Zapisz się do newslettera

Pierwszym wrażeniem, jakie odniosłem po kilku dniach biegania po sądach i innych urzędach było to, że tutaj wszystko jest na swoim miejscu, przez co instytucja państwa wydaje się być prężna i skuteczna. Przykładem może być odpowiednik polskiego sądu rejonowego - Circuit Court of Cook Country, który mimo iż rozpatruje najwięcej na świecie, bo 2, 5 miliona spraw rocznie, jest doskonale zorganizowany, przez co jest w stanie podołać obywatelskiemu upodobaniu do rozstrzygania wielu spraw na drodze procesowej. Skuteczność państwa i jego wymiaru sprawiedliwości prawdopodobnie wynika z tego, że Amerykanie to społeczność pragmatyków preferujących skuteczne, proste i konkretne rozwiązania. Dlatego też kompetencje każdej instytucji są jasno określone, natomiast formalizm procesowy ograniczony do koniecznego minimum. Zachowaniu porządku pomaga, co zresztą widać na każdym kroku, nowoczesna technologia w postaci komputerowych baz danych czy systemu informacji internetowej.

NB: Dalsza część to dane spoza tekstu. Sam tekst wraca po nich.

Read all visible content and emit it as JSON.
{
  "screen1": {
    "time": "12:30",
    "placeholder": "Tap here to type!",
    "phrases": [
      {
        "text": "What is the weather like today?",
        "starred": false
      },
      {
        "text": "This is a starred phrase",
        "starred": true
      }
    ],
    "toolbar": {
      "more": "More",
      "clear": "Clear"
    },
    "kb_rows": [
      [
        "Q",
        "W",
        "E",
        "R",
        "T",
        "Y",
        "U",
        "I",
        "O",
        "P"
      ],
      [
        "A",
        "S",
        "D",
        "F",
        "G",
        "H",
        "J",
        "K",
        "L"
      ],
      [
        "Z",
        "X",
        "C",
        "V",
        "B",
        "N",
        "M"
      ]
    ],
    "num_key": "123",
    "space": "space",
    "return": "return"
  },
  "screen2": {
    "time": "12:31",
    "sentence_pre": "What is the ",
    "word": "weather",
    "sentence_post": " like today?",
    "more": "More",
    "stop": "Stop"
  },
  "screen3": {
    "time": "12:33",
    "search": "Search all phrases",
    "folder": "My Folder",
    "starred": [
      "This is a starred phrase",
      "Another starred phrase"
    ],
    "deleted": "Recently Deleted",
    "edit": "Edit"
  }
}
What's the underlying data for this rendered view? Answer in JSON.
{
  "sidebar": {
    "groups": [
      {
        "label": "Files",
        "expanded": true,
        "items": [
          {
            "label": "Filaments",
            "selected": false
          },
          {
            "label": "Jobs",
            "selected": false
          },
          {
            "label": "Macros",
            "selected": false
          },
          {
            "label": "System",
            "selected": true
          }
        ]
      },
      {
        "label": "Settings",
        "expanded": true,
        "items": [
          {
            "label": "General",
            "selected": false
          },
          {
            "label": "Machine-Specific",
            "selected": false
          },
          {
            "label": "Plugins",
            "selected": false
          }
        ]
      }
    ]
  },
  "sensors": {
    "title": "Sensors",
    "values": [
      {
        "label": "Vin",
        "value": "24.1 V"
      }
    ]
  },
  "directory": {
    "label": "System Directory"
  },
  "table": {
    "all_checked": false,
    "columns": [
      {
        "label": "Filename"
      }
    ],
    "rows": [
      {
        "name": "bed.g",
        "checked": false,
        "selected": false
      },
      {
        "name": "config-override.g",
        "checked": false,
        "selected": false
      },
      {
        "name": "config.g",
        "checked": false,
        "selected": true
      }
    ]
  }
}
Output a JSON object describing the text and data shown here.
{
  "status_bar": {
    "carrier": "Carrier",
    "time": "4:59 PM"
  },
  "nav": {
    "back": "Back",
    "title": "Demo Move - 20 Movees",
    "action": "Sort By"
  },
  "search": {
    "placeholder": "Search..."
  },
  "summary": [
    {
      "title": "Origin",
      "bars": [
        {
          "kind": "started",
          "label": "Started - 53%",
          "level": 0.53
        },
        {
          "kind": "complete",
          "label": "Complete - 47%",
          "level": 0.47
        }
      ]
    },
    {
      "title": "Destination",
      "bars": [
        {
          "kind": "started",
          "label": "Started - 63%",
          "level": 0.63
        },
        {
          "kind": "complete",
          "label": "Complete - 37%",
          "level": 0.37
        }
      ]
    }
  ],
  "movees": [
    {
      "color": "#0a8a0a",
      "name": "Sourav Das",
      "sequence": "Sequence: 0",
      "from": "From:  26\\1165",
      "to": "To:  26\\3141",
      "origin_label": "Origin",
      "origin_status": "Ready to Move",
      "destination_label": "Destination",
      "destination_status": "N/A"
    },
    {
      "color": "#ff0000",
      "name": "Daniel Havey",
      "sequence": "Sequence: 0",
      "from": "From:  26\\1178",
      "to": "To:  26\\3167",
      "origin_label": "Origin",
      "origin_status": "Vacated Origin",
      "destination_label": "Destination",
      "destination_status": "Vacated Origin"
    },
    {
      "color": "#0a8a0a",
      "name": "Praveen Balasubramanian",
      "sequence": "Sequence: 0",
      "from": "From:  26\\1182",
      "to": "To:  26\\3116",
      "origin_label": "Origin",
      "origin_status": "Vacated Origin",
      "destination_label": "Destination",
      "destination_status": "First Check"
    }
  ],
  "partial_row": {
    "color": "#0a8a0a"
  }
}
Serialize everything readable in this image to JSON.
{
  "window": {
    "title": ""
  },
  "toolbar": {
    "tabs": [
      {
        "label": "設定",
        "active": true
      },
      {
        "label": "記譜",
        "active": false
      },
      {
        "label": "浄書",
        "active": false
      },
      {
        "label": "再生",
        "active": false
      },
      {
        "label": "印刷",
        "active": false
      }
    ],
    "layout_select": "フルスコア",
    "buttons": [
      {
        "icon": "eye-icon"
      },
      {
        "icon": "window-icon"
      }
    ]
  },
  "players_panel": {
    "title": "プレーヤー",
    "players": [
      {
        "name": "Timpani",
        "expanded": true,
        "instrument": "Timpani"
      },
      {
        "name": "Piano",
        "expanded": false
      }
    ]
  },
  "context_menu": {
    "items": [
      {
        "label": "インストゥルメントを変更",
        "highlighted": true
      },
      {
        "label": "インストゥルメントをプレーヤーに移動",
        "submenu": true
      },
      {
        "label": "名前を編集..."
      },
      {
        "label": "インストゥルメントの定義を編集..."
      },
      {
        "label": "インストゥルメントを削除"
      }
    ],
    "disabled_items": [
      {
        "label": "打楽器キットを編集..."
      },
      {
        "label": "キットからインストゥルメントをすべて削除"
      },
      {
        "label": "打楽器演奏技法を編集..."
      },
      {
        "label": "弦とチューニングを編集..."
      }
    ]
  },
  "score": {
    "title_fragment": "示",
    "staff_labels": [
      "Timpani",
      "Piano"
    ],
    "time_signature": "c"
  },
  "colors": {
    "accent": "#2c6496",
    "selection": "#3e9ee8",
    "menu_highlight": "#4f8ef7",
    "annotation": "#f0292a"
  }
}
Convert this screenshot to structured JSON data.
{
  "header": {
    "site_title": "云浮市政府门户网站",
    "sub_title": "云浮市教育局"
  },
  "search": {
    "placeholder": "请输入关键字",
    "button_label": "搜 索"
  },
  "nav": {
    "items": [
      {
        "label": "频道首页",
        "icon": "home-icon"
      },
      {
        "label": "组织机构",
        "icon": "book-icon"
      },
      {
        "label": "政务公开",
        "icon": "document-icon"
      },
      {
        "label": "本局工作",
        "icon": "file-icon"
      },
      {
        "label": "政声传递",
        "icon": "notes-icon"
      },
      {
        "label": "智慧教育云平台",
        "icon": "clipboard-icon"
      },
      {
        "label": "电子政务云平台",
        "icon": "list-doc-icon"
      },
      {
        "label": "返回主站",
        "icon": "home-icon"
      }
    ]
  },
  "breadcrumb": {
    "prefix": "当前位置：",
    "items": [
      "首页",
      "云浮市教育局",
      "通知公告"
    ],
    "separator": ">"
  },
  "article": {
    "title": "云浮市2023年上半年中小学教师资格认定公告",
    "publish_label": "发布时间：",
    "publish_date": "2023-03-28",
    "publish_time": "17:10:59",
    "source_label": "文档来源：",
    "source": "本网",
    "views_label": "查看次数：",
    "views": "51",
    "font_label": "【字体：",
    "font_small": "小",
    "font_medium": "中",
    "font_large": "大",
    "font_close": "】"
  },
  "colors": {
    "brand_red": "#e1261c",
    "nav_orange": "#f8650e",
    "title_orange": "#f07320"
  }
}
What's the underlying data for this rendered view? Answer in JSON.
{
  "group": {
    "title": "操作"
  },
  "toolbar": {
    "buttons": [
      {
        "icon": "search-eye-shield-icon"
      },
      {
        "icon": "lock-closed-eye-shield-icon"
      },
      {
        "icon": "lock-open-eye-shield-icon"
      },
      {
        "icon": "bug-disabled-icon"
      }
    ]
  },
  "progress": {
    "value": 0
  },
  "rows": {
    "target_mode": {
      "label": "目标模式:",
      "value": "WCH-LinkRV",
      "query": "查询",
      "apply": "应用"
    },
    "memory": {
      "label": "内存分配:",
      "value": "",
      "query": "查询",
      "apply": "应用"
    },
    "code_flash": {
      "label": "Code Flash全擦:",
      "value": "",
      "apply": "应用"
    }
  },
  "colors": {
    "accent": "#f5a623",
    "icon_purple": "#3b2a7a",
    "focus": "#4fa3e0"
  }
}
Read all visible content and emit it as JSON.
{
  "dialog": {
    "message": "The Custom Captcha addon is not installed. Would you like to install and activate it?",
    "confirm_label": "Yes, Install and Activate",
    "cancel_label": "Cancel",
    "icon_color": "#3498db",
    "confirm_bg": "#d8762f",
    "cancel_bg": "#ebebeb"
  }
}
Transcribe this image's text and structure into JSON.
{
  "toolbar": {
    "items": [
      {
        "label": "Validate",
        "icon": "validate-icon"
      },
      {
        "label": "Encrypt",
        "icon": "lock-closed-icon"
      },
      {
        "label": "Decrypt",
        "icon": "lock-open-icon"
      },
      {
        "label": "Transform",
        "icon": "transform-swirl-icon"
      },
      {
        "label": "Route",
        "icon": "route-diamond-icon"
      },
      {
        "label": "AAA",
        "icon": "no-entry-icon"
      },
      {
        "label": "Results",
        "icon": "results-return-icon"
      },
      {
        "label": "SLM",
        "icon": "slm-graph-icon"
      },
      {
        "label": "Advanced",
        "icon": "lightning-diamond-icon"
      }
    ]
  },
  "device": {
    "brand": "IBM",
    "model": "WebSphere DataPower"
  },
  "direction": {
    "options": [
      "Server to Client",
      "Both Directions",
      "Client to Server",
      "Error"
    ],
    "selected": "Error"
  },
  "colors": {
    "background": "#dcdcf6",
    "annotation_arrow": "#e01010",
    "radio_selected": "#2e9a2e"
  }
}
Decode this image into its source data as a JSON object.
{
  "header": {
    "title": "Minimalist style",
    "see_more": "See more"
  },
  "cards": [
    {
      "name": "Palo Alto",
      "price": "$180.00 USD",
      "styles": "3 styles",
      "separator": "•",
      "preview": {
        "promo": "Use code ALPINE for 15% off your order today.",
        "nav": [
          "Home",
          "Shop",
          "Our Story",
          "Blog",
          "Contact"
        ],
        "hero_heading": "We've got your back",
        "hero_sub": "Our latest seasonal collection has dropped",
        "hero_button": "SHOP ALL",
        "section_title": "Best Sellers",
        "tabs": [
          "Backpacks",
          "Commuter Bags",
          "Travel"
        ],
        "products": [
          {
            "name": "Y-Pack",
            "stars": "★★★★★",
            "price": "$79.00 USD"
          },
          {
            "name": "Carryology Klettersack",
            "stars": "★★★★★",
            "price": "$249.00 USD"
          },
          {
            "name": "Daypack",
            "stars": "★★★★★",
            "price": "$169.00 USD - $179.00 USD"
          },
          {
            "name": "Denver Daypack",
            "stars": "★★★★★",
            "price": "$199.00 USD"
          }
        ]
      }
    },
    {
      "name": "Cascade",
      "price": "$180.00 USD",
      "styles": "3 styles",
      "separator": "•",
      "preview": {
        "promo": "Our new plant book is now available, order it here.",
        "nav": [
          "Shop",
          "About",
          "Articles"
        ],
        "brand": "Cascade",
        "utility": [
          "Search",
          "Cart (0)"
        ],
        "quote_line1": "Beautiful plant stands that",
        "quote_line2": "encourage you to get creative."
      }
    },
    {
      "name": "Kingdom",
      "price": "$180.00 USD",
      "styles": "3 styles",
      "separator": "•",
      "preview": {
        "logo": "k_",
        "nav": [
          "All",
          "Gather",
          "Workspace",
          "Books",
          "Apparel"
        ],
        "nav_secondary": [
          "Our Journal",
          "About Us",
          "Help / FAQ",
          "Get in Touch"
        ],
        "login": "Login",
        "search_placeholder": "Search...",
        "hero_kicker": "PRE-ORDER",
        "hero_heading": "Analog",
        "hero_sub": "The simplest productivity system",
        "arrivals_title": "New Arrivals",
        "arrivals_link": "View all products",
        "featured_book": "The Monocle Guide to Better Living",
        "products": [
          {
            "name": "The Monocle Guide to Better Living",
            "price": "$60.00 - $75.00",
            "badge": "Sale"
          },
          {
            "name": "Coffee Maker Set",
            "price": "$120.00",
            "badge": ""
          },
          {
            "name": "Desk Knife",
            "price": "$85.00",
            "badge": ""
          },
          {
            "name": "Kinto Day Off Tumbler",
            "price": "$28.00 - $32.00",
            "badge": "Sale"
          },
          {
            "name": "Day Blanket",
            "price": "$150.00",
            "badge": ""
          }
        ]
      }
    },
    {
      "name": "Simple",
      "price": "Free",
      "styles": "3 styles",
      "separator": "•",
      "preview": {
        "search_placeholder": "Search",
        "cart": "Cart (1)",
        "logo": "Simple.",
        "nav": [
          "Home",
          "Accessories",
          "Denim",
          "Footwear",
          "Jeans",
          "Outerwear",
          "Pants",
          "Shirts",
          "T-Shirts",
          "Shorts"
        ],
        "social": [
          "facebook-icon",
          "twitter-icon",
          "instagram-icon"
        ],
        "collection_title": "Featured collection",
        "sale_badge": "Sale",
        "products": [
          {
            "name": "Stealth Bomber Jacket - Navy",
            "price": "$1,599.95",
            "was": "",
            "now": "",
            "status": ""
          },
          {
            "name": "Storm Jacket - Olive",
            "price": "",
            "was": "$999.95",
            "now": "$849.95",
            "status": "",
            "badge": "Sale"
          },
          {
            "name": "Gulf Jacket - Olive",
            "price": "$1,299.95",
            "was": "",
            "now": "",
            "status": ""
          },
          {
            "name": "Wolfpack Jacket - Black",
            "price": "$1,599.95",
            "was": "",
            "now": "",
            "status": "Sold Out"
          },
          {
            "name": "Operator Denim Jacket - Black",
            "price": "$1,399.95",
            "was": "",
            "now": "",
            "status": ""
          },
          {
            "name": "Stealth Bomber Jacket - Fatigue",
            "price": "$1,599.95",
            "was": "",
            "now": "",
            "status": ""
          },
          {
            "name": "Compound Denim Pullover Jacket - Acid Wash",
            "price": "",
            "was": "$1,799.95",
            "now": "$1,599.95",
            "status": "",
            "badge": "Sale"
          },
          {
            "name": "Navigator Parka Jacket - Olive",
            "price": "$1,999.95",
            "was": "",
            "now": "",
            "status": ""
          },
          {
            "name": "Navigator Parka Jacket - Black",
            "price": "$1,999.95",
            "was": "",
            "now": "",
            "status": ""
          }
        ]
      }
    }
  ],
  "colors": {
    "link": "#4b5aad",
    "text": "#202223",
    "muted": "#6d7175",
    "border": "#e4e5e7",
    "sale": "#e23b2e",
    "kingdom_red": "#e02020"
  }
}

Niespotykany w krajach Europy Zachodniej czy w Polsce jest fakt, iż w Stanach Zjednoczonych można być pozwanym dokładnie o wszystko. Amerykańskie upodobanie do wyrównywania rachunków krzywd na drodze sądowej, podsycane dodatkowo przez wszechobecnych prawników, jest nieodłącznym elementem amerykańskiego systemu prawnego, opartego na rozstrzygnięciu sędziowskim w konkretnej sprawie, czyli na precedensie. Orzecznictwo sądów amerykańskich jest bardzo elastyczne, a sam fakt, że amerykańska sprawiedliwość w sprawach cywilnych bardzo często przypomina nieskrępowany przepływ gotówki z jednej kieszeni, zwykle „deep pocket” do drugiej - czyni w jakimś stopniu zadość społecznemu poczuciu sprawiedliwości. Niezależne sądownictwo cieszy się ogromnym szacunkiem społecznym, stąd też skutecznie może pełnić role stróża Konstytucji, przyczyniając się tym samym do umacniania świadomości prawnej obywateli oraz stabilności i bezpieczeństwa wewnętrznego państwa.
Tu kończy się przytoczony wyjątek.